FWC approves updates to the Miami blue plan
News Release
Thursday, June 24, 2010
Media contact: Ricardo Zambrano, 561-625-5122
(Back to Commission meeting
news)
The Florida Fish and Wildlife Conservation
Commission (FWC) approved a revised Miami Blue Butterfly Management
Plan on Thursday.
The FWC began updating the management plan in
December as a result of new information received over the past few
years.
"The new information required us to revamp the
management plan to ensure we have the best possible conservation
measures in place for the Miami blue's survival," said Dr. Elsa
Haubold, leader of the FWC's Species Conservation Section.

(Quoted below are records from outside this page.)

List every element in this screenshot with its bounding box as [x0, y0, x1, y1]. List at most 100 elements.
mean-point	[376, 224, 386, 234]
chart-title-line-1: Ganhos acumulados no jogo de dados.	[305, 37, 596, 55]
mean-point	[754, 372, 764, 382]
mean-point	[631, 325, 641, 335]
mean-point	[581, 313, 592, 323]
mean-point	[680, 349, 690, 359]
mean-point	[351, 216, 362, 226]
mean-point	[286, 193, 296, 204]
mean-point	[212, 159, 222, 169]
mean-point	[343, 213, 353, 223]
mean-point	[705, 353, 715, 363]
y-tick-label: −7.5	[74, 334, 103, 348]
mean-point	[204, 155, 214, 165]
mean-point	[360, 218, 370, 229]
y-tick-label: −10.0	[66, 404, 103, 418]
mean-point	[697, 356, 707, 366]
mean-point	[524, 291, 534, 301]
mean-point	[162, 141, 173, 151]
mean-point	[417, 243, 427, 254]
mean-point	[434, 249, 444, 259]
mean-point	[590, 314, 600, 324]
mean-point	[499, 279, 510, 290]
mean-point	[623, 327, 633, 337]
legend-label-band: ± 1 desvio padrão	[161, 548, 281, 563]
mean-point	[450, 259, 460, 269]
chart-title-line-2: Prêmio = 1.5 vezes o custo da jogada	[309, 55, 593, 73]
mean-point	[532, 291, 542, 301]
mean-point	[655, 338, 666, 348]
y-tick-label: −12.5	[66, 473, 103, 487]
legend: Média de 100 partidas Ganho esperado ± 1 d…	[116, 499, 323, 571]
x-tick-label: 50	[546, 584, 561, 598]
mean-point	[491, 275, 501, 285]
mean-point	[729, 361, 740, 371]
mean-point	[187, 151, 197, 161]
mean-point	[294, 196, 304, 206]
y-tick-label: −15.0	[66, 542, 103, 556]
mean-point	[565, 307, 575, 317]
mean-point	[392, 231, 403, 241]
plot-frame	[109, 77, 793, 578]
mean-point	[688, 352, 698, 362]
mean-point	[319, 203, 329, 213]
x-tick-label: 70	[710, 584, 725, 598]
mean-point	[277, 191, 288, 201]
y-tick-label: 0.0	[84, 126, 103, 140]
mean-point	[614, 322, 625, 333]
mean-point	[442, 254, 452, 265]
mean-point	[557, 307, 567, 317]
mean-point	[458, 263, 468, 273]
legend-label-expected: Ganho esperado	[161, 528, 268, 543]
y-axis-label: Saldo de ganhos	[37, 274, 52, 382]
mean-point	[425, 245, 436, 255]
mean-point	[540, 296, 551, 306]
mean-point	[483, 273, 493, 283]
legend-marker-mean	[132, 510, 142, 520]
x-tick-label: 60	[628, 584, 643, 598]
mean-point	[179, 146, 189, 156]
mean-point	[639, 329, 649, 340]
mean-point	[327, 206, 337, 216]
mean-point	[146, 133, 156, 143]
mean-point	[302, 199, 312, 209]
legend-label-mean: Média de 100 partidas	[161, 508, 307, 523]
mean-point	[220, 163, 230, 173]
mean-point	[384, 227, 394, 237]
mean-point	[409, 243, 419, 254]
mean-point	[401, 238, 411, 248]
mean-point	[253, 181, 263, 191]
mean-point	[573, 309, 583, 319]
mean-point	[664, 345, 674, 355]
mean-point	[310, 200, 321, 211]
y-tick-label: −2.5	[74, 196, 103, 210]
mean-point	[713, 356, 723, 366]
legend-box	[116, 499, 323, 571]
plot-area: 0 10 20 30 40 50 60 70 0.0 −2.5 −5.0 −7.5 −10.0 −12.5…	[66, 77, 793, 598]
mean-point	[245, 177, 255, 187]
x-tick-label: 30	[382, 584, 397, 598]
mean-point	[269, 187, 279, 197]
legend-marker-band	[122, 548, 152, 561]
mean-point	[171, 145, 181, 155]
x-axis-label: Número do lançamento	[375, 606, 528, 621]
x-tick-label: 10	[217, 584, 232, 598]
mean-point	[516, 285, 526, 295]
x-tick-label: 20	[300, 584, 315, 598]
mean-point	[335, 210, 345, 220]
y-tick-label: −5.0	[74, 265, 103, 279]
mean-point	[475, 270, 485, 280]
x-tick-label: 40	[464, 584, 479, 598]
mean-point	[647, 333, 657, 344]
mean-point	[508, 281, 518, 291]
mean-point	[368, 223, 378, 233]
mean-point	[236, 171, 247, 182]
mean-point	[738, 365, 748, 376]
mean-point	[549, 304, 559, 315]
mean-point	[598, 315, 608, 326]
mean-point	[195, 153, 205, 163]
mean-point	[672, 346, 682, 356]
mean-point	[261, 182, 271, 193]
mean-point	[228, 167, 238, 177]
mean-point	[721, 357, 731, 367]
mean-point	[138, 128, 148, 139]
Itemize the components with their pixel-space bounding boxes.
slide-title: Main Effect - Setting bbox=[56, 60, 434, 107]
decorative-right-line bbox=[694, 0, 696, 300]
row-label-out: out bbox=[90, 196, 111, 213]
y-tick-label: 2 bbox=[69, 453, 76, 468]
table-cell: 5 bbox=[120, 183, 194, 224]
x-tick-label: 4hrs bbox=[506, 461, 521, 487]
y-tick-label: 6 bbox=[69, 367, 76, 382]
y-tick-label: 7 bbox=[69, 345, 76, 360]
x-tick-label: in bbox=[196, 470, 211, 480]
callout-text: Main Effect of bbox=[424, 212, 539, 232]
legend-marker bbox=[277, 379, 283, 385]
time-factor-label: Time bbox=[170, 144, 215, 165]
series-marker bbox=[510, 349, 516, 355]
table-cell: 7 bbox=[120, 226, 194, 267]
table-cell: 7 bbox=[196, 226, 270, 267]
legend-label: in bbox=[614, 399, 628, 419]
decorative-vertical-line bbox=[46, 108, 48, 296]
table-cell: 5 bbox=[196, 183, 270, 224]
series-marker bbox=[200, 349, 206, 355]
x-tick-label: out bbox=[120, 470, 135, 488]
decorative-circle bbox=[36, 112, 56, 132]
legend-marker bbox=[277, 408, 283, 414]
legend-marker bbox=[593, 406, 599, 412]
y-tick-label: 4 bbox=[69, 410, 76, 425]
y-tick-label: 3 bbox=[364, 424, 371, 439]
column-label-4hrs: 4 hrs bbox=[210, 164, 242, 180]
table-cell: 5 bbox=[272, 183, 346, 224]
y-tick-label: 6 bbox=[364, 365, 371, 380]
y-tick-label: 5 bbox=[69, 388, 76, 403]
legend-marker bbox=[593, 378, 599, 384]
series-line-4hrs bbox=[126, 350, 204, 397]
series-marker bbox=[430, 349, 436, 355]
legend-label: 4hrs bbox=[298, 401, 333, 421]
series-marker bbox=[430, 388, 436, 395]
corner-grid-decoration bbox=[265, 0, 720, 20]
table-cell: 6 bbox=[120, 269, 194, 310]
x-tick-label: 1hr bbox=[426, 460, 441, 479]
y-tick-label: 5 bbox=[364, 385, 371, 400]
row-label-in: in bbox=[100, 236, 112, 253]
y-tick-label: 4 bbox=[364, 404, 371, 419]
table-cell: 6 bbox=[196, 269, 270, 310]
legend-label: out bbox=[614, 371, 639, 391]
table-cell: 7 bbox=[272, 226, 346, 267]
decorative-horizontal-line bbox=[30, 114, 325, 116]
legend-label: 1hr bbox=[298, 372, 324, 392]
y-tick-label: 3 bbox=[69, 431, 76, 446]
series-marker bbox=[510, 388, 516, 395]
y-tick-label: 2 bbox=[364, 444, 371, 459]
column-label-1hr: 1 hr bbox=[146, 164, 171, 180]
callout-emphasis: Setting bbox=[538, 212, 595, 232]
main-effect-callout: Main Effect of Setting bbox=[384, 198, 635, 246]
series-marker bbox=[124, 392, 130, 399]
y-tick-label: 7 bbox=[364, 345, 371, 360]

"We are dedicated to giving this species the very best chance not
only to survive, but also to thrive."
Once, this thumbnail-sized butterfly fluttered as
far north as Hillsborough County on the Gulf Coast and Volusia
County on the Atlantic Coast. Suspected culprits, such as habitat
degradation, fragmentation and loss, and pesticide and herbicide
spraying, relegated the Miami blue to the Keys. After the
devastation of Hurricane Andrew in 1992, scientists believed the
butterfly was gone forever.
Much excitement accompanied the discovery of a
small colony of 50 Miami blue butterflies in Bahia Honda State Park
in the Keys in 1999. The FWC listed the species as endangered in
2002 in an emergency action after the North American Butterfly
Association petitioned the agency. The FWC developed a management
plan in 2003 to ensure a stable or increasing population to a level
not requiring the endangered designation. Again, scientists were
encouraged by the discovery of another population of blues in the
Key West National Wildlife Refuge in 2006. A volunteer, on a walk
with a refuge biologist, noticed the population.
The FWC concentrated its efforts in conjunction
with several partners, such as the University of Florida, the U.S.
Fish and Wildlife Service, the Florida Department of Environmental
Protection and the Imperiled Butterfly Working Group, to monitor
existing populations and research the possibility of raising the
butterfly in captivity and then releasing it into the wild. Since
2003, there have been inroads and some setbacks, but the work
continues.
The McGuire Center for Lepidoptera and Biodiversity
at the University of Florida, with funding from the FWC, the
Wildlife Foundation of Florida and other sources, has been
successful in breeding the Miami blue in captivity. However,
scientists have been disappointed when they released captive-bred
butterflies into the wild because, so far, they have been unable to
survive.
After a period of public comment this past spring,
the revised management plan included objectives for not only
maintaining the two known existing populations but also
establishing another 13 self-sustaining populations in Monroe and
Miami-Dade counties.
"We are confident when we attain these objectives
that the Miami blue's population will have increased," Haubold
said, "and be better connected within their historic range, which
will lead to the ultimate goal of creating a population of Miami
blue butterflies that is viable and sustainable."